Value-based reimbursement models require providers to submit large volumes of data to payers, so the insurers can translate outcomes into payments. But the administrative burden of getting data to payers is impeding implementation of value-based models and resulting in higher costs to providers.
For example, a recent AMGA survey showed member groups had to hire 17 IT professionals for every 100 physicians practicing in the medical group.
Additionally, a lack of value-based reimbursement models in the commercial market is a challenge, AMGA stated.
Over one-half of providers (59 percent) in the most recent AMGA risk-readiness survey said they have little to no access to commercial value-based reimbursement models involving some level of financial risk in their local market.
“While the percentage represents an increase in payer involvement since our first survey in 2015, it also demonstrates that commercial payers are still largely not engaged in the risk market,” the association wrote.
“Although many of the reasons for this lack of engagement are beyond the control of the health plan, to truly move the healthcare system to value, we need more engagement in the commercial environment. Payers and providers need to develop risk-based arrangements that result in decreased costs and service utilization, improved care, and a more fully aligned financing model for care delivery.”
While AMGA highlighted value-based reimbursement challenges in the commercial market, the association also pointed to public payers. Specifically, AMGA criticized CMS’ implementation of MACRA, the landmark regulation that created the Merit-Based Payment Incentive System and Advanced Alternative Payment Models.
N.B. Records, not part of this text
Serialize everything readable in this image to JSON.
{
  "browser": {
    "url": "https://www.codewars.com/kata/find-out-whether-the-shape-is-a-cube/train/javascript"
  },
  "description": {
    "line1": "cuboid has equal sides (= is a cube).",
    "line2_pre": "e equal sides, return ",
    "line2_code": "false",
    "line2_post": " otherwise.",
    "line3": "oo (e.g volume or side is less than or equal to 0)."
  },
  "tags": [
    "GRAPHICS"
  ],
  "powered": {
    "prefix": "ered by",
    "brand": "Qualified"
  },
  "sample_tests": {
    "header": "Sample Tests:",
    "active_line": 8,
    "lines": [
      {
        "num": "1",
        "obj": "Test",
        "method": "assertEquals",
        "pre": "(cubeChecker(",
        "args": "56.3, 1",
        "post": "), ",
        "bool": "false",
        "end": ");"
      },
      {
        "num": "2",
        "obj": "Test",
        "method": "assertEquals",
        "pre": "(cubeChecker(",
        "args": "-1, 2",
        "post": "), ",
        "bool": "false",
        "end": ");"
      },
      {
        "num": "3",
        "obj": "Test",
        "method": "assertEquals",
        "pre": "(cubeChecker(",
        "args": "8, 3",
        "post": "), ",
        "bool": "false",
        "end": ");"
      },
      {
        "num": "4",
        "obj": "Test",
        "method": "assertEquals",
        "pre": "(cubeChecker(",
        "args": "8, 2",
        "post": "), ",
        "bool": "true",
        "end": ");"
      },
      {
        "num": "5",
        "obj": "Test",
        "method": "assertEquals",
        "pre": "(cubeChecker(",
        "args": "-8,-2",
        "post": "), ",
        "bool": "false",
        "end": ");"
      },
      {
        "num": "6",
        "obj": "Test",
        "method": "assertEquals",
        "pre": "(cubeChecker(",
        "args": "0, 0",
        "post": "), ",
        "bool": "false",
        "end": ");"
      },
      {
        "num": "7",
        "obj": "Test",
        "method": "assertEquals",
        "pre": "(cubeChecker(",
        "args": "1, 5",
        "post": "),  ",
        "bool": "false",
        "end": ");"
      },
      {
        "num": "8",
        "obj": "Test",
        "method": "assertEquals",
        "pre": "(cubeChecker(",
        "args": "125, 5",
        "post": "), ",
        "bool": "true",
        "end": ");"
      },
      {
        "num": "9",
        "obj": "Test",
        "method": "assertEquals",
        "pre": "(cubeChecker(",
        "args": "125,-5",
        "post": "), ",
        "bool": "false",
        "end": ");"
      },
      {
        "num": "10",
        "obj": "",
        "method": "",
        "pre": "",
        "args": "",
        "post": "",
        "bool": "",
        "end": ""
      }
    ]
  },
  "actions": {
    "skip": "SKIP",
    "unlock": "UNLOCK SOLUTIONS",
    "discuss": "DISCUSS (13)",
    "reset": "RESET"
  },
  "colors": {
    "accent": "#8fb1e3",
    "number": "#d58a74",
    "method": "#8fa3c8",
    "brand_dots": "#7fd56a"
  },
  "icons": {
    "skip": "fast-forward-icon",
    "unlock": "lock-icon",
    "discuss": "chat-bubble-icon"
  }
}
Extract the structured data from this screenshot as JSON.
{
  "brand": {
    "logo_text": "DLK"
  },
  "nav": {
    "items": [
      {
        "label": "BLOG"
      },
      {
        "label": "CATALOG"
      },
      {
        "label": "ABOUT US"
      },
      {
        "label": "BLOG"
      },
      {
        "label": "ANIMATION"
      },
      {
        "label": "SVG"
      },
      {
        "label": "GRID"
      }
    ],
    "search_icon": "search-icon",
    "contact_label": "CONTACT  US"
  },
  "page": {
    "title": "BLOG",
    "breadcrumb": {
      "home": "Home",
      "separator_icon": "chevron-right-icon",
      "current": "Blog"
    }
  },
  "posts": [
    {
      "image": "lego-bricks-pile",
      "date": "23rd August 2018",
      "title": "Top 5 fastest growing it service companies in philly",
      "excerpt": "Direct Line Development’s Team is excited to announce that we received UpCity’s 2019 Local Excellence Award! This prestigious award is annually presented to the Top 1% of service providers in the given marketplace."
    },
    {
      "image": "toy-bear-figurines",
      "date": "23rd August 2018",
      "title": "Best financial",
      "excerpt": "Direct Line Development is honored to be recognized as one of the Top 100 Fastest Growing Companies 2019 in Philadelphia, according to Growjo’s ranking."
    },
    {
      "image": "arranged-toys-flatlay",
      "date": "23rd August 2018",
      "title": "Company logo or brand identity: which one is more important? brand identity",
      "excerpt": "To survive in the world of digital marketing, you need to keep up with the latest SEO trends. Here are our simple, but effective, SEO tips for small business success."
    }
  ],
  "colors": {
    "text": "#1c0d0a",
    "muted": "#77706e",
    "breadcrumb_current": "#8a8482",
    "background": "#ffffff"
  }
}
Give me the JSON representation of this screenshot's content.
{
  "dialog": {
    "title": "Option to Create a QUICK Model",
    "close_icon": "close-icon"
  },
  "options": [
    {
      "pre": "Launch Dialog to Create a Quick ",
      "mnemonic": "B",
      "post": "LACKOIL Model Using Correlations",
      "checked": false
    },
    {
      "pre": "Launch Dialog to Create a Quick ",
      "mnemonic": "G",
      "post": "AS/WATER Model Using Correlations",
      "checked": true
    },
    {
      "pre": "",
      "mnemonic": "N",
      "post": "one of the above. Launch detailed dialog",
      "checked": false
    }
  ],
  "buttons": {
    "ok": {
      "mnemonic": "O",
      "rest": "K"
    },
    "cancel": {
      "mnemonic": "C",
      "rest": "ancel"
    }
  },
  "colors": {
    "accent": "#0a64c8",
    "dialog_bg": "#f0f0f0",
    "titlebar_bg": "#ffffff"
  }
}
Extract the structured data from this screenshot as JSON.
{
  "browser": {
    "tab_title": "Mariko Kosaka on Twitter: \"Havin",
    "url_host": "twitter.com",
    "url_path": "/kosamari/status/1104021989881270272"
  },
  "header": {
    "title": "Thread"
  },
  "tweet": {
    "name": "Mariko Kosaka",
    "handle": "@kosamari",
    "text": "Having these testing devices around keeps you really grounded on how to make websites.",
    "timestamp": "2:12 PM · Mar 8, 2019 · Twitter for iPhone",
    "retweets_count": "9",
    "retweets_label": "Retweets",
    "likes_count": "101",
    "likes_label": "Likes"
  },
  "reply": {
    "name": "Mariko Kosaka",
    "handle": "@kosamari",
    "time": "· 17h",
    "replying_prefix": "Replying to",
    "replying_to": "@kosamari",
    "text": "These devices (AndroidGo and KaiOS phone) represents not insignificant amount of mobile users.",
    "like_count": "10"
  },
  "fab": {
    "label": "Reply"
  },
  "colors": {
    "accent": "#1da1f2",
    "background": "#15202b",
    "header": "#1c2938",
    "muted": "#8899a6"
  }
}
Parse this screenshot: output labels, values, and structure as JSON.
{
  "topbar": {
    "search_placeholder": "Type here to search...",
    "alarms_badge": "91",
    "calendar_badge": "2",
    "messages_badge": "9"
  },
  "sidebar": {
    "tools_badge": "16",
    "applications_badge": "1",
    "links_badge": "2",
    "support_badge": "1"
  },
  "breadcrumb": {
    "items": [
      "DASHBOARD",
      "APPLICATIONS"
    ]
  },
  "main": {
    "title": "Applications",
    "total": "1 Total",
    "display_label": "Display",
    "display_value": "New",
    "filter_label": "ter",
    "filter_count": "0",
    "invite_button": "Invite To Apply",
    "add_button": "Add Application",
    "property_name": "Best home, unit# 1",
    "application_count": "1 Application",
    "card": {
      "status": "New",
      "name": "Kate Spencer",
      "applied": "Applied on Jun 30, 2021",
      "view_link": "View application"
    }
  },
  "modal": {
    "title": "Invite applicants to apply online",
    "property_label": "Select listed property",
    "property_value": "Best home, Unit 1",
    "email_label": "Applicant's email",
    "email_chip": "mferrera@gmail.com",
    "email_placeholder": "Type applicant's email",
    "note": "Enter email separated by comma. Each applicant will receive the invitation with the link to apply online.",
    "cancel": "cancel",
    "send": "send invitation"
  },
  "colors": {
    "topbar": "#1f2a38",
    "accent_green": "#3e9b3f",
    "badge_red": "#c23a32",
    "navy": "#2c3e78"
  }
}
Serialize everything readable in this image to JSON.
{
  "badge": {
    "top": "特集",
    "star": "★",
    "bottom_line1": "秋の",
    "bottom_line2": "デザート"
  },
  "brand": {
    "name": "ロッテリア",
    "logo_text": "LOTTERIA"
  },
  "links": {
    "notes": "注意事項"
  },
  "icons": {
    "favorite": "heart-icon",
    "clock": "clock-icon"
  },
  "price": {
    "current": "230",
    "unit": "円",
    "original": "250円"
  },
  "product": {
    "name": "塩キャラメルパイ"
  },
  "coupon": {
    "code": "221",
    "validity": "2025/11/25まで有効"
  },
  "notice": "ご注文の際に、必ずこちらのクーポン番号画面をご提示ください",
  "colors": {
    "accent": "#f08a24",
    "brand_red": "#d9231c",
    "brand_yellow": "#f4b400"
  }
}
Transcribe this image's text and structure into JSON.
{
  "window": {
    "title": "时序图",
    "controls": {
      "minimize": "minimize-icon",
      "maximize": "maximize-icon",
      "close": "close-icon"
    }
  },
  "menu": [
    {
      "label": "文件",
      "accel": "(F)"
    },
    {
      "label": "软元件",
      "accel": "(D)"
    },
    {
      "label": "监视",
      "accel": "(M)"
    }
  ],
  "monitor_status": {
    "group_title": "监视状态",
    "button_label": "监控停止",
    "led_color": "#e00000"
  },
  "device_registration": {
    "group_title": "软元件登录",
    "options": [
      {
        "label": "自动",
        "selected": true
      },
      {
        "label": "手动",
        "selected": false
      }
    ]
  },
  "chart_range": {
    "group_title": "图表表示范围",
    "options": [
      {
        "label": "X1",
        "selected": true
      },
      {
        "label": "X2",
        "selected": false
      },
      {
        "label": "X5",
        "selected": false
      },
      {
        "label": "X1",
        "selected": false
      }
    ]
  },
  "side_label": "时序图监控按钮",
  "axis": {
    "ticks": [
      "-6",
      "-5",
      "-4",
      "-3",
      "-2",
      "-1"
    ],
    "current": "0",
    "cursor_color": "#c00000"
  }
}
MACRA programs intend to shift Medicare providers to value-based reimbursement. However, CMS was concerned that the transition away from fee-for-service would negatively impact small practices and solo practitioners.
Therefore, the agency planned to gradually include Medicare providers. For example, approximately 59 percent of providers are currently excluded from MIPS participation in 2019.
But AMGA argued that high-performers suffer from increased exclusions.
“Because MIPS is budget neutral, these exclusions result in insignificant payment adjustments to high-performing providers. For example, it is estimated that high performers will receive an aggregate payment adjustment in 2019 of 1.1 percent, compared to a potential 4 percent allowed in the statute,” the association wrote.
“MIPS no longer rewards providers for superior performance and provides no return on the investments made to improve patient care while saving the system money. Instead of a way to transition to value, MIPS has become an expensive regulatory compliance exercise with little to no impact on quality or cost.”
Congress should no longer permit MIPS exclusions to advance value-based reimbursement implementation. Policymakers should also create policies that promote Advance APM participation to truly move providers to models that effectively reduce costs and improve outcomes through financial risk.
AMGA sees value-based reimbursement implementation as the key to lowering healthcare costs across the industry. The association also called for regulatory relief, patient engagement, and care delivery innovation as other ways to bring down healthcare spending.